One day, a questionnaire mentioned a recruiting website used by the school to collect their questionnaire information online. I noticed that the URL read something like: www.recruitingwebsite.com/questionnaire/oklahoma-fball/… Hmm… This made me wonder what woud happen if someone were to try to visit www.recruitingwebsite.com/questionnaire/missouri-fball/… and voila! It worked! Suddenly I found myself looking up a list of the main Division 1a conferences and their member schools to try to plug into the URL. Today, some schools have theirs readily available through the school athletic site, and I filled my fair share of those out too, but that wasn’t always the case.

Somehow I started to receive recruiting letters from all over. Now, receiving the same letter that was also sent to 2,000 recruits from a school doesn’t exactly precede a scholarship offer, so I had to pique some interest outside of my primary tactics. Usually other high school kids were sending their football highlight tapes (complete with their favorite stupid rap song in the background), which consisted of some of their best plays spliced together on a DVD. Since I had yet to see the field, I sent out breakdancing basketball tape, hoping I could convince someone that I was tall, athletic, and could jump.

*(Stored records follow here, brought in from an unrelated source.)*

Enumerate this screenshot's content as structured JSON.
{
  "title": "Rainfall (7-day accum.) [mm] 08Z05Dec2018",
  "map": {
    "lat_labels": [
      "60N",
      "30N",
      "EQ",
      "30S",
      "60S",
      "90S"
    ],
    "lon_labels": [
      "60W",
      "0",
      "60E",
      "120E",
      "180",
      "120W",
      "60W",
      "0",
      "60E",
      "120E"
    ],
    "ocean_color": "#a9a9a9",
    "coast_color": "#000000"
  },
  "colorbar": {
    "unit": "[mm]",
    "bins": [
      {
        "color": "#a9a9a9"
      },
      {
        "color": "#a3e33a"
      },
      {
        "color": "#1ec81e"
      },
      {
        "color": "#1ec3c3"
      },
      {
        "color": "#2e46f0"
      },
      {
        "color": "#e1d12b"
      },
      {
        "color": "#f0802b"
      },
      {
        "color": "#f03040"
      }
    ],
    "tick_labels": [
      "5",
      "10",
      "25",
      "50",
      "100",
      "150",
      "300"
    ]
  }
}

It turned out that I ended up having some decent football film to send out, so rather then send it to the schools I was interested in, I sent it to every school I could (to create competition). Then I quickly sent it out to the local branches of the various websites that showcased recruits (scout.com, rivals.com) in an attempt to bump my rankings on their site. (Side Note: Sometimes I think those sites change their rankings after kids get offers from specific schools, without seeing any new tape… cough*USC*cough).

I can’t rule out the possibility that my tactics didn’t have a small impact somewhere along the line in my recruitment, but least I ended up telling the truth on the questionnaires, sort of…

(Side Note: My Dad hired a guy who said he could help get me a scholarship. I’m pretty sure that is/was a scam. You would be better served sending tape yourself or contacting the school to learn where to send your information than pay someone to say they are doing it.)

 

After School Reading

1. Becoming a Pop Star with Zero Experience. Another loophole finder… good work.

http://hackthesystem.com/blog/becoming-a-pop-star-with-zero-experience-how-to-hack-the-music-industry-in-under-8-weeks/

2. Why Bitcoin Rise is Nothing to Celebrate. “Imagine a sucker who took out a loan in bitcoins a few weeks ago — she’d never be able to pay it back today.”

http://blogs.reuters.com/felix-salmon/2013/04/03/why-bitcoins-rise-is-nothing-to-celebrate/

3. Patents. I think I have a great idea. “Ideas are worthless. Execution is priceless.”

http://www.uspto.gov/patents/process/search/

2 thoughts on “Getting a Scholarship, Playing the Games Before the Games”

  1. Coby…I heard you on the radio the other day (JMV’s show) and this blog was mentioned. I’ve read through the last four or five of your posts and I have to say, it’s very good stuff. Funny, interesting topics and informative writing. I’m not just trying to blow smoke up your backside because you are a football player.

    Your jab at recruiting sites and USC is right on. Three things cause a prospects ranking to rise (in my opinion):
    1. The prospect actually improved.
    2. The prospect committed or was offered by a traditional power.
    3. The prospect remains uncommitted fairly late into the recruiting period and is considering more than one high-profile school.

    Anyway, for what it’s worth, you have gained a new reader. I hope you keep writing whenever something interests you.

  2. That same kind of “I can get your kid into X-college” scam happened to my friend. It’s a cruel practice. Loving the blog by the way.